Além disso, foram contabilizados 23 processos de infração ambiental com assinatura de um termo de adesão legal, sem necessidade de audiência. Isso significa que houve conciliação de forma espontânea por parte de quem foi multado.
Em 2021, 391 das multas aplicadas naquele ano no Rio Grande do Sul estavam pendentes de pagamento, representando quase R$ 33 milhões. No mesmo ano, foram recolhidos quase R$ 4 milhões em pagamentos de 3.077 penalidades, o que mostra que as multas com valores menores são quitadas mais rapidamente, enquanto as mais expressivas demoram a ser pagas.
Para onde vai o dinheiro das multas?
Sobre o destino dos recursos das multas, o Ibama/RS limitou-se a dizer que “a receita arrecadada pelas infrações ambientais é recolhida ao Tesouro Nacional, que por sua vez faz o repasse de acordo com as diretrizes do Ministério da Economia”. Já o Tesouro Nacional disse que “as receitas de multas ambientais ficam separadas das demais para utilização por parte do Ibama de acordo com sua previsão legal e com o orçamento disponibilizado ao órgão”.
Para a especialista Suely Araújo, uma ação mais eficaz no âmbito das infrações seria apostar na conversão das multas em ações para recuperação ambiental. Ela explica que apenas 20% dos recursos das multas vão para o Fundo Nacional do Meio Ambiente. O restante fica para o Tesouro Nacional.
O Ibama/RS alega que a falta de pagamento das multas não afeta diretamente as ações de fiscalização porque o órgão tem outras fontes de receita, como a Taxa de Controle e Fiscalização Ambiental (TCFA), que é paga por empresas que exercem atividades potencialmente poluidoras ou utilizadoras de recursos naturais.

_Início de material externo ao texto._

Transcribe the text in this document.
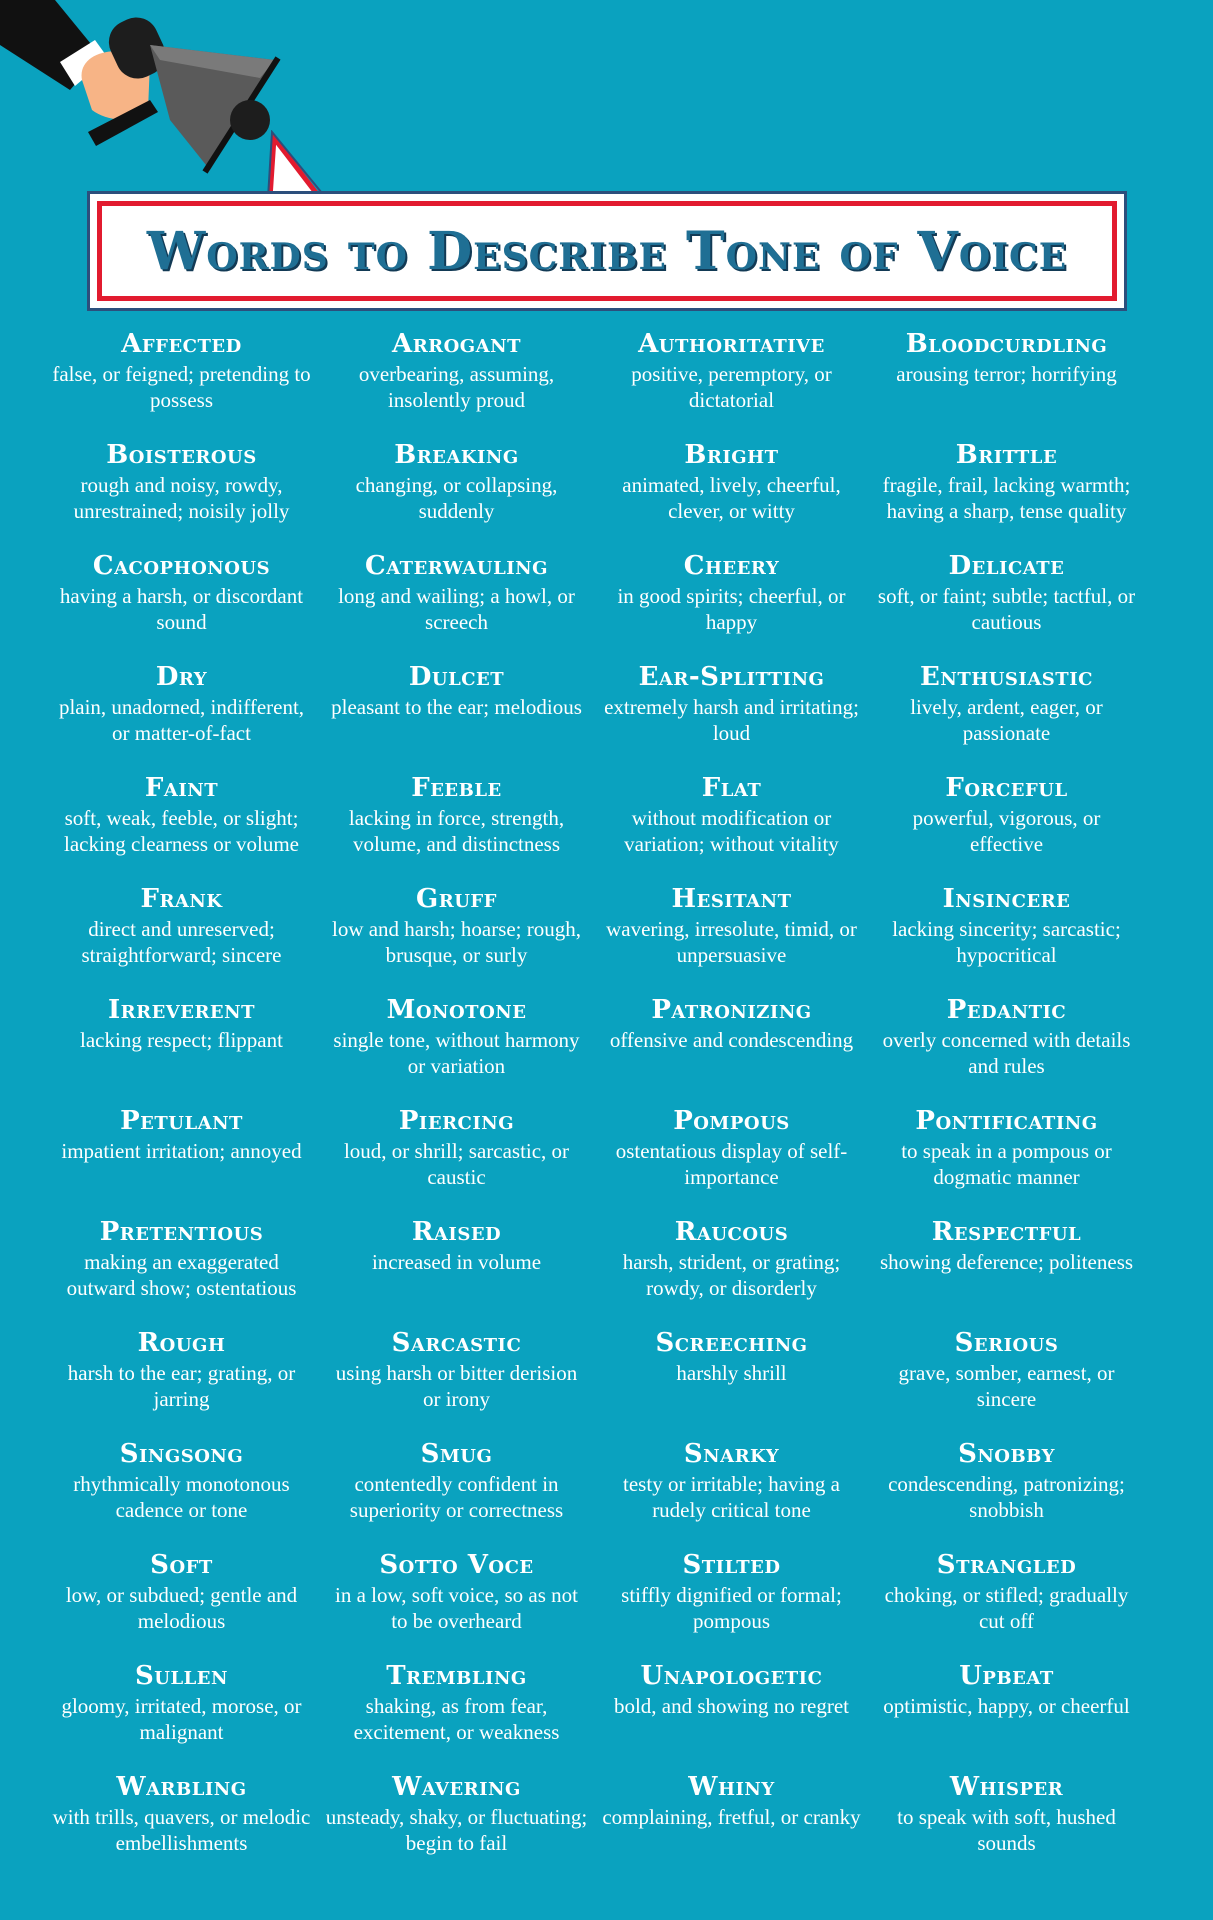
Words to Describe Tone of Voice
Affected
false, or feigned; pretending to possess
Arrogant
overbearing, assuming, insolently proud
Authoritative
positive, peremptory, or dictatorial
Bloodcurdling
arousing terror; horrifying
Boisterous
rough and noisy, rowdy, unrestrained; noisily jolly
Breaking
changing, or collapsing, suddenly
Bright
animated, lively, cheerful, clever, or witty
Brittle
fragile, frail, lacking warmth; having a sharp, tense quality
Cacophonous
having a harsh, or discordant sound
Caterwauling
long and wailing; a howl, or screech
Cheery
in good spirits; cheerful, or happy
Delicate
soft, or faint; subtle; tactful, or cautious
Dry
plain, unadorned, indifferent, or matter-of-fact
Dulcet
pleasant to the ear; melodious
Ear-Splitting
extremely harsh and irritating; loud
Enthusiastic
lively, ardent, eager, or passionate
Faint
soft, weak, feeble, or slight; lacking clearness or volume
Feeble
lacking in force, strength, volume, and distinctness
Flat
without modification or variation; without vitality
Forceful
powerful, vigorous, or effective
Frank
direct and unreserved; straightforward; sincere
Gruff
low and harsh; hoarse; rough, brusque, or surly
Hesitant
wavering, irresolute, timid, or unpersuasive
Insincere
lacking sincerity; sarcastic; hypocritical
Irreverent
lacking respect; flippant
Monotone
single tone, without harmony or variation
Patronizing
offensive and condescending
Pedantic
overly concerned with details and rules
Petulant
impatient irritation; annoyed
Piercing
loud, or shrill; sarcastic, or caustic
Pompous
ostentatious display of self-importance
Pontificating
to speak in a pompous or dogmatic manner
Pretentious
making an exaggerated outward show; ostentatious
Raised
increased in volume
Raucous
harsh, strident, or grating; rowdy, or disorderly
Respectful
showing deference; politeness
Rough
harsh to the ear; grating, or jarring
Sarcastic
using harsh or bitter derision or irony
Screeching
harshly shrill
Serious
grave, somber, earnest, or sincere
Singsong
rhythmically monotonous cadence or tone
Smug
contentedly confident in superiority or correctness
Snarky
testy or irritable; having a rudely critical tone
Snobby
condescending, patronizing; snobbish
Soft
low, or subdued; gentle and melodious
Sotto Voce
in a low, soft voice, so as not to be overheard
Stilted
stiffly dignified or formal; pompous
Strangled
choking, or stifled; gradually cut off
Sullen
gloomy, irritated, morose, or malignant
Trembling
shaking, as from fear, excitement, or weakness
Unapologetic
bold, and showing no regret
Upbeat
optimistic, happy, or cheerful
Warbling
with trills, quavers, or melodic embellishments
Wavering
unsteady, shaky, or fluctuating; begin to fail
Whiny
complaining, fretful, or cranky
Whisper
to speak with soft, hushed sounds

A TCFA corresponde ao maior volume da receita do instituto. Em 2021, por exemplo, ela gerou R$ 45,3 milhões da receita de R$ 57,6 milhões que foram recolhidos aos cofres da União por meio do Ibama/RS.
O lado de quem é multado
Em relação às empresas que são multadas, o coordenador do Conselho de Meio Ambiente da Federação das Indústrias do Estado do Rio Grande do Sul (Fiergs), Newton Battastini, defende que as infrações sejam dimensionadas pelo dano e pelo porte da empresa, priorizando o diálogo para chegar a um acordo. O coordenador diz que sabe de recursos que duraram de dois a quatro anos até que todos os trâmites tivessem sido realizados e ressalta que, após esse processo, a multa é reajustada de acordo com o índice apontado pelo órgão.
Não adianta ser multado, a gente sempre tem que ter uma solução para que não venha a ocorrer novamente. A gente tem que cuidar para que não reincida, isso aí é um pouco mais delicado
NEWTON BATTASTINI
Coordenador do Conselho de Meio Ambiente da Fiergs
Para Battastini, o direito de questionar a interpretação do fiscal faz com que a maioria das empresas recorra para tentar resolver a questão. Ele acredita que o ideal seria ter uma fiscalização orientativa, exceto em casos de acidentes ambientais, em que a empresa deve justificar o que aconteceu.
— Não adianta ser multado, a gente sempre tem que ter uma solução para que não venha a ocorrer novamente. A gente tem que cuidar para que não reincida, isso aí é um pouco mais delicado — defende Battastini.
O advogado especialista em direito ambiental Mauricio Fernandes concorda e critica os critérios adotados para estabelecer os valores das multas, afirmando que muitas infrações são geradas por falta de conhecimento do infrator:
— O órgão ambiental deveria ser um parceiro para que a produção seja compatível com a preservação. A gente vê casos em que uma orientação poderia resolver.